Anonymous wrote:We spent one year at Valor and decided to leave due to a multitude of reasons. Coach didn’t really care honestly and the feedback what terrible. I think maybe inexperience was huge factor. He missed practice sessions and tournaments. Late to start the practice for the most part where the kids were just running around.
Anonymous wrote:
Anonymous wrote:We spent one year at Valor and decided to leave due to a multitude of reasons. Coach didn’t really care honestly and the feedback what terrible. I think maybe inexperience was huge factor. He missed practice sessions and tournaments. Late to start the practice for the most part where the kids were just running around.
There are some folks on here criticizing the parents that left, but we had our kid ID’d at a few other clubs. Needless to say we made it on a number 1 team in a equal division. Go figure. If the parents are happy playing in these lower team with zero expectations than good for them. To me it’s not worth the money. My kids performance has significantly improved just by interacting with better performing players.

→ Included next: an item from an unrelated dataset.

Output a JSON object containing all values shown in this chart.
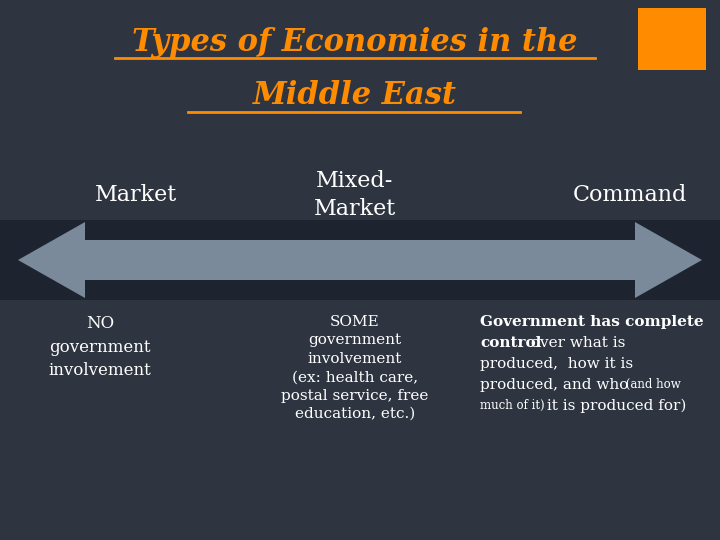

Sounds like a bad coach, but just pointing out that none of Valor’s number 1 teams play in NCSL past U10 where the divisions aren’t numbered and scores are not kept. Like other clubs with ECNL-RL or ECNL, only the second and below teams play in NCSL from U11 on up. If you are in fact talking about a U9 or U10 team, I think there’s a lot of guessing and politics that go into placing kids on teams. Coaches get scared to move kids down because their parents can be a nightmare to deal with and/or they leave the club. Moving to a new club is almost necessary in order to move up in a lot of cases.
Agree. It was mainly due to inexperience, lack of communication and leadership: zero encouragement; pigeon-holing players, even observed some misplaced recognition for other players and even received preferential treatment. More than half the parents left and now are on better teams. For the ones that stayed, they simply shifted everyone up, so the performance relatively stayed the same. These were the parents that really have little to no expectation which is fine and works for them. In my opinion, I do think lot of them hoped to advance and are still waiting for an opportunity. With the limited number of seats to fill a roster on the top teams that doesn't leave much opportunity. You could be waiting a 2-3 more season before getting an offer especially if it's just a rephase of the same kids/parents that they are reluctant to let go due to the politics as you mentioned. This is a disaster for institutional standards. Thanks, but no thanks.